Der schon unter Präsident Obama geäußerte Hinweis, dass sich die USA nicht mehr vollumfänglich um die Sicherheit in Europa kümmern wollen, gilt laut Generalleutnant i.R. Mag. Christian Segur-Cabanac nach wie vor. Egal wer in den USA gewinnt: sowohl die österreichische als auch die europäische Sicherheitspolitik muss sich in den nächsten Jahren radikal ändern. Die dramatische Reduzierung der Militärausgaben nach dem Fall des Eisernen Vorhangs muss schnellstens umgekehrt werden. Statt der „Lebenslüge Neutralität“ sollte nun endlich das Gebot der Solidarität (Wolfgang Schüssel 1995) eingeführt werden. Auf Grund der nachhaltig abgeschwächten wirtschaftlichen Entwicklung in China ist nicht davon auszugehen, dass die militärische Vormachtstellung der USA in naher Zukunft gefährdet ist. Selenskyj‘s Siegesplan hält Segur-Cabanac in der aktuellen Situation für völlig unrealistisch, vor allem auch angesichts der Haltung der USA, aber auch Europas. Das seit 1945 geltende Völkerrecht wird von unterschiedlichsten Akteuren immer mehr in Frage gestellt.

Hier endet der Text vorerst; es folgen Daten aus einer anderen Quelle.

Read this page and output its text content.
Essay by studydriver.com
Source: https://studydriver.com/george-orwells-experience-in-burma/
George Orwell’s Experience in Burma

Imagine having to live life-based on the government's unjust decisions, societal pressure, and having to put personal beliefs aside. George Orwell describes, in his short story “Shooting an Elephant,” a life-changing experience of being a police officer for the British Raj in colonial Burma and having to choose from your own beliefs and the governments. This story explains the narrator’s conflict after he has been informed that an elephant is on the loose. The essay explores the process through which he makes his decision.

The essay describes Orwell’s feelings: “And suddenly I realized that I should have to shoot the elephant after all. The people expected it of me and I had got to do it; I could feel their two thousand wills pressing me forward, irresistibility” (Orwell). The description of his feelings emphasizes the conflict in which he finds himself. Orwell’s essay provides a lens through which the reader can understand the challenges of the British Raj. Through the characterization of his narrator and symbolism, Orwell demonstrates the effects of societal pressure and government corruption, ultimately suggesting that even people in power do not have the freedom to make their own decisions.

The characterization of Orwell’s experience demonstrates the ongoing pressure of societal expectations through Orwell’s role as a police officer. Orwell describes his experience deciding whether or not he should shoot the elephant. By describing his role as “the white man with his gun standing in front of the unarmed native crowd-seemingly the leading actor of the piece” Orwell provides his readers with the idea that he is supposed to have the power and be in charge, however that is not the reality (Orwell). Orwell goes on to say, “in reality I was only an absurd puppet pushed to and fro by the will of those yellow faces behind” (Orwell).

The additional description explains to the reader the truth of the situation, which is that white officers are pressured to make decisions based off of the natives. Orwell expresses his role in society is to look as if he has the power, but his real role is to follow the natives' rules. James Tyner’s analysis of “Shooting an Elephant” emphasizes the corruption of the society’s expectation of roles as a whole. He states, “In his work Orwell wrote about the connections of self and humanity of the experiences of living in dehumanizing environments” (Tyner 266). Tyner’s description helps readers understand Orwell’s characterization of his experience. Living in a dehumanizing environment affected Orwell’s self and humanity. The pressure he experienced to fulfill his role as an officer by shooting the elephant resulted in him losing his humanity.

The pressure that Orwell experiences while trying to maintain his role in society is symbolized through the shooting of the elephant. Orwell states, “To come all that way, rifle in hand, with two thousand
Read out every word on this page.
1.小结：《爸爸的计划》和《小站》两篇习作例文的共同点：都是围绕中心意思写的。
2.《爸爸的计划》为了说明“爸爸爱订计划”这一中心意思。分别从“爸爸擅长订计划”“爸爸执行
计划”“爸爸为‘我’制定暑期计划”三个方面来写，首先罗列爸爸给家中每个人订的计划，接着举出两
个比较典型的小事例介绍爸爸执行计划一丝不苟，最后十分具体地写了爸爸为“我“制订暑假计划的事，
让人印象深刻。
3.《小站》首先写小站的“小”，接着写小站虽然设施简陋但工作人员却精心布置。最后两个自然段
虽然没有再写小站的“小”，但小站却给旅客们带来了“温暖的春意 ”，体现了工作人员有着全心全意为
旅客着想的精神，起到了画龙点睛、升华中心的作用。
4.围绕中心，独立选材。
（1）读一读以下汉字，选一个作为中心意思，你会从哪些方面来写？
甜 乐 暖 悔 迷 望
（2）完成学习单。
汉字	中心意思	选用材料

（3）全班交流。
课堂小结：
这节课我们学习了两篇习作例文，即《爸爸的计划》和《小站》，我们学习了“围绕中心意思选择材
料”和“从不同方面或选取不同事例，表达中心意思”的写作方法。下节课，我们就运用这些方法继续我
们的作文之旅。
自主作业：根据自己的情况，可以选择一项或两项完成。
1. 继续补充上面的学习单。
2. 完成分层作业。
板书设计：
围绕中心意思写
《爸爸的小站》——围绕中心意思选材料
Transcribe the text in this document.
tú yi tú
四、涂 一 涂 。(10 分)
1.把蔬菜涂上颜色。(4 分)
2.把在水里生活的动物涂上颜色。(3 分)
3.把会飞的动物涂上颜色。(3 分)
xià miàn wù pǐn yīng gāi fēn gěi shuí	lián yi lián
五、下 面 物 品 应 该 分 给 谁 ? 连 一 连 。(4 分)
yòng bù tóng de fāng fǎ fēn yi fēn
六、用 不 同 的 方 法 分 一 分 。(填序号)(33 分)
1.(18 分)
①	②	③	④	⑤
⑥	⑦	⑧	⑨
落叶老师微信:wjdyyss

In einer zweiten Panel-Runde wird unter anderem darüber gesprochen, ob die USA nicht mehr Weltpolizist sein werden und wollen, warum der europäische Kapitalmarkt endlich weiterentwickelt werden muss, welche Konsequenzen die Neuorientierung Amerikas für Europa – und vor allem für Deutschland und Österreich – hat und welche Signalwirkung für asiatische Bündnispartner der Ukrainekrieg auf diese Neuausrichtung hat. Zum Ende hin wird noch auf die ein oder andere Publikumsfrage eingegangen.